What is known about NATO's newest China-intelligence chief
The American-German Politico journal has presented what is known about NATO's newest intelligence Chief, Scott Bray, who is an expert on China. Caliber.Az reprints this article.
"NATO is about to get a new intelligence chief who is ready to bring decades of experience collecting data on China.
The person tapped to lead the alliance’s intel analysis is Scott Bray, currently the acting director of Naval Intelligence at the Pentagon.
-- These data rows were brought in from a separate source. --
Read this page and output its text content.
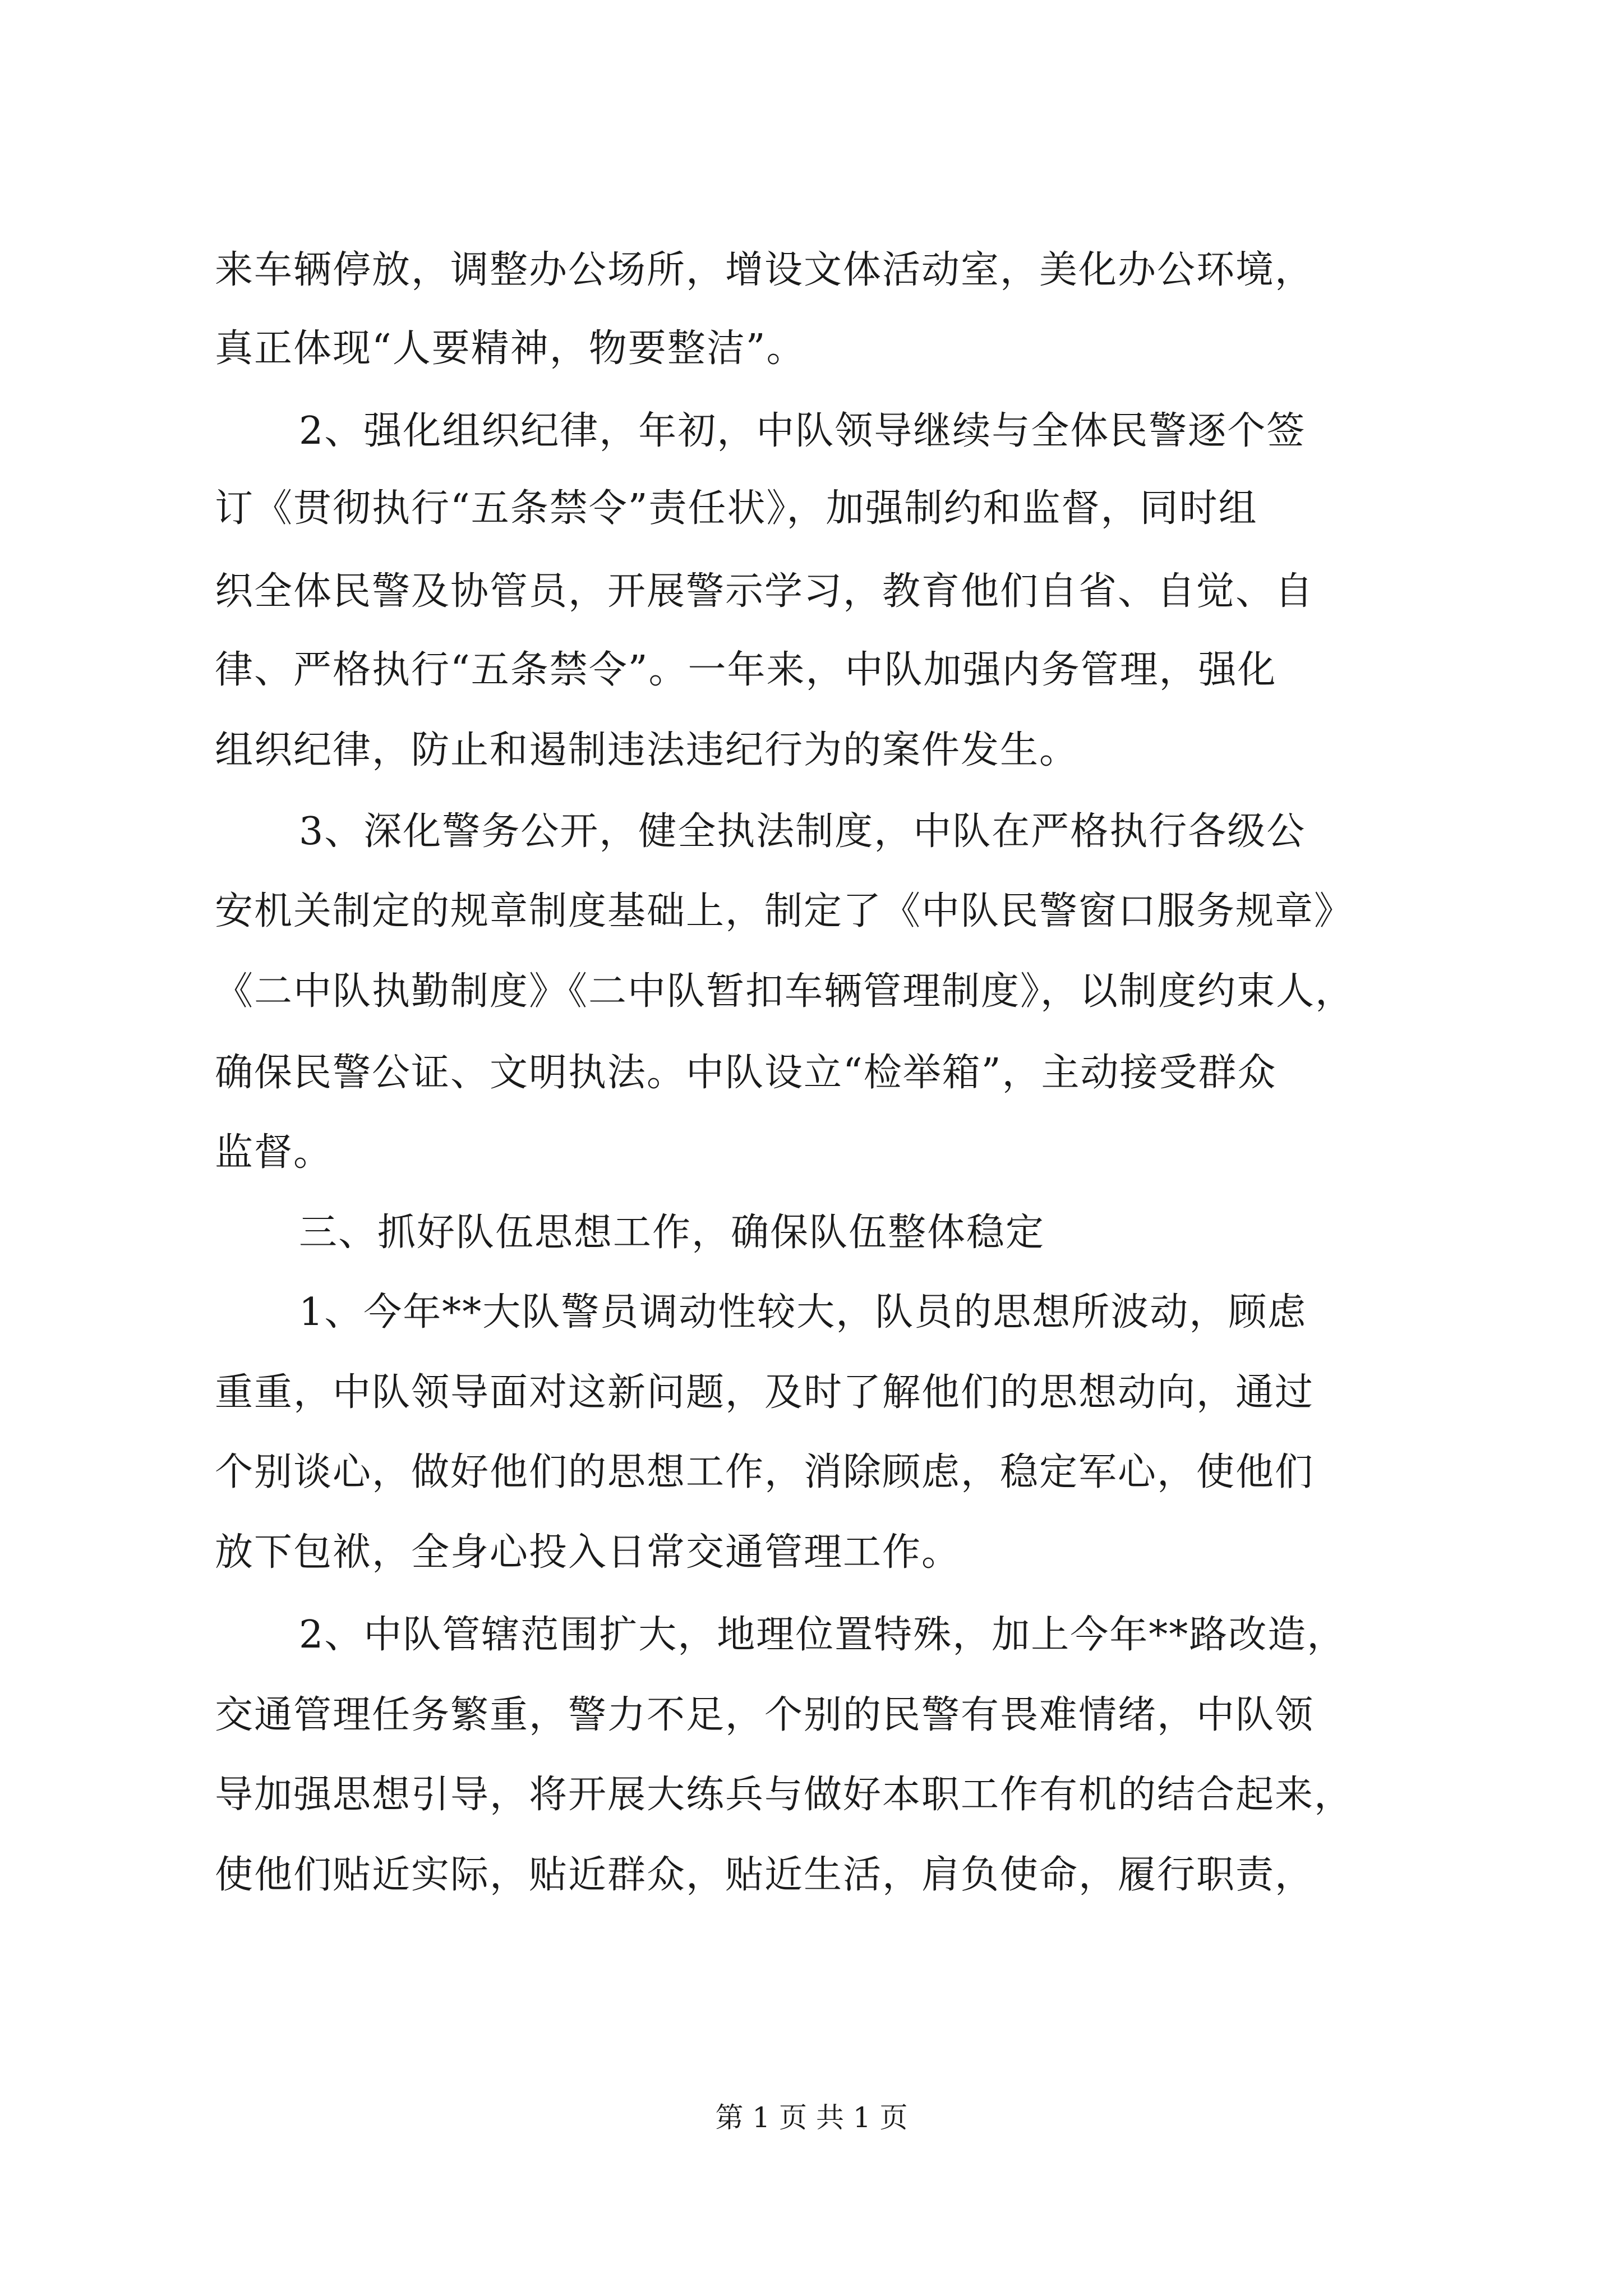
来车辆停放，调整办公场所，增设文体活动室，美化办公环境，
真正体现“人要精神，物要整洁”。
2、强化组织纪律，年初，中队领导继续与全体民警逐个签
订《贯彻执行“五条禁令”责任状》，加强制约和监督，同时组
织全体民警及协管员，开展警示学习，教育他们自省、自觉、自
律、严格执行“五条禁令”。一年来，中队加强内务管理，强化
组织纪律，防止和遏制违法违纪行为的案件发生。
3、深化警务公开，健全执法制度，中队在严格执行各级公
安机关制定的规章制度基础上，制定了《中队民警窗口服务规章》
《二中队执勤制度》《二中队暂扣车辆管理制度》，以制度约束人，
确保民警公证、文明执法。中队设立“检举箱”，主动接受群众
监督。
三、抓好队伍思想工作，确保队伍整体稳定
1、今年**大队警员调动性较大，队员的思想所波动，顾虑
重重，中队领导面对这新问题，及时了解他们的思想动向，通过
个别谈心，做好他们的思想工作，消除顾虑，稳定军心，使他们
放下包袱，全身心投入日常交通管理工作。
2、中队管辖范围扩大，地理位置特殊，加上今年**路改造，
交通管理任务繁重，警力不足，个别的民警有畏难情绪，中队领
导加强思想引导，将开展大练兵与做好本职工作有机的结合起来，
使他们贴近实际，贴近群众，贴近生活，肩负使命，履行职责，
第 1 页 共 1 页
That’s according to a Wednesday post by the official he’ll be taking over from, and confirmed Thursday to NSD by NATO.
'Scott Bray is a highly-respected leader in the intelligence community, with a wealth of experience across major files of importance to NATO', the alliance said in an emailed statement. 'We look forward to welcoming him as Assistant Secretary-General for Intelligence and Security later this year.'
Bray has carved out a long career focused almost entirely on Beijing — even spending a year in the US Embassy working with the military attache in the Chinese capital in 2007-08.
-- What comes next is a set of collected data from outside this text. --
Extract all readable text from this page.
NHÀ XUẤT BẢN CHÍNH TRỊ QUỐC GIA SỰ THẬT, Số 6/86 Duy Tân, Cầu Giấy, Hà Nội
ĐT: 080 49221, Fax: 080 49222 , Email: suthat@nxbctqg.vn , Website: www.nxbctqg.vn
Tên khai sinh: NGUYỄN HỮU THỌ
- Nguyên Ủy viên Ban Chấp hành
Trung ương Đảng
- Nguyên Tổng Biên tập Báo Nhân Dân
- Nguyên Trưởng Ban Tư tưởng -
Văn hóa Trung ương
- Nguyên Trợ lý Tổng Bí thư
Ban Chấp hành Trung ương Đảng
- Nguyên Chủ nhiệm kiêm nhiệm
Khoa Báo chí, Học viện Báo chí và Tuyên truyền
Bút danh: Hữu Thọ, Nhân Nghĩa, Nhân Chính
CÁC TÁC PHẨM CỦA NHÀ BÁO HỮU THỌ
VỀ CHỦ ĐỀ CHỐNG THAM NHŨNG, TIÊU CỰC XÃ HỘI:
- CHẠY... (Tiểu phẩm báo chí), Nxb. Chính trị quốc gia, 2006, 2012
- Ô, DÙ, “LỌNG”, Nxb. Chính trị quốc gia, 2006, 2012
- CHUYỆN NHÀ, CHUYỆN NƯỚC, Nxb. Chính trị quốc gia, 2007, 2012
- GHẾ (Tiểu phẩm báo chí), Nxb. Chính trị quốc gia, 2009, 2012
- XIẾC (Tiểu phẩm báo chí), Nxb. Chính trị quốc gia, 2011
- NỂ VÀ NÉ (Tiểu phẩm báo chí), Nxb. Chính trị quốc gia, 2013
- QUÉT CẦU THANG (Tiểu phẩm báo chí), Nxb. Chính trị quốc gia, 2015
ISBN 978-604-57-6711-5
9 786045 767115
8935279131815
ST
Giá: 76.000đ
With a war raging in Ukraine that has occasionally seen air defense missiles and Russian drones fall into NATO territory, why pick a China and East Asia hand to run the alliance’s intel shop in Brussels?
There are a couple reasons, ranging from Washington’s traditional lock on the intel job to NATO’s pre-Russian invasion push to keep a closer eye on what is happening in the Indo-Pacific and concern over China’s breakneck military modernization efforts.
Let’s get into some background first.
The intel position at NATO is generally an American job, partly because 'we’re the ones that have most of the intel assets', said Jim Townsend, who spent years working on NATO and European security issues at the Pentagon and NATO HQ.
'It’s hard enough to get intel from the US, even on a good day, so if you have an American who’s running that intel shop, who is from the US intelligence community', American intelligence offices 'feel a little more comfortable giving information to an American at NATO', added Townsend, who’s now an adjunct senior fellow at the Center for a New American Security.
There’s also the more obvious reason that China’s influence, both military and economic, is unavoidable, whether you’re sitting in Vancouver or Vilnius.
While he’s got two decades focused intently on China, Bray has also been the deputy director of Naval Intelligence since 2000, giving him a more global focus.
That double punch might be attractive to NATO chief Jens Stoltenberg, who has long said he wants to expand the alliance’s view beyond Europe. The desire was obvious in the China-centric reports that came out of the alliance prior to Russia’s full-scale invasion of Ukraine in February 2022. 'They’re trying to kind of maintain that focus which got derailed by Russia, but I still think they want to have that element' in their wider policy discussions, said Bryan Clark, a retired Navy officer who worked with Bray at the Pentagon.
Bray will most likely take over in November from David Cattler, a Naval Academy grad and retired Navy officer who also worked in the Office of the Director of National Intelligence and at the White House’s National Security Council. While Cattler also held Indo-Pacific focused jobs before heading to Brussels, his career wasn’t as focused on the region as Bray’s.
Bray will actually be the second China hand the Biden administration has sent to Brussels.
In November 2021, Biden also sent David Helvey, a longtime DOD official who spent years working Asian security and defense issues to NATO to act as the deputy defense advisor to US representative to NATO Ambassador Julianne Smith.
The appointment of Bray has raised some questions over the alliance’s focus on the war in its own backyard, however.
'Everyone’s acknowledged by now that NATO is not going to play a big role in a China contingency', Townsend said.
'This isn’t the Biden transition where you’re being clever by sending a China hand to NATO headquarters. Now we’ve got a big, long war going on in Europe, and we’re still sending China people there?"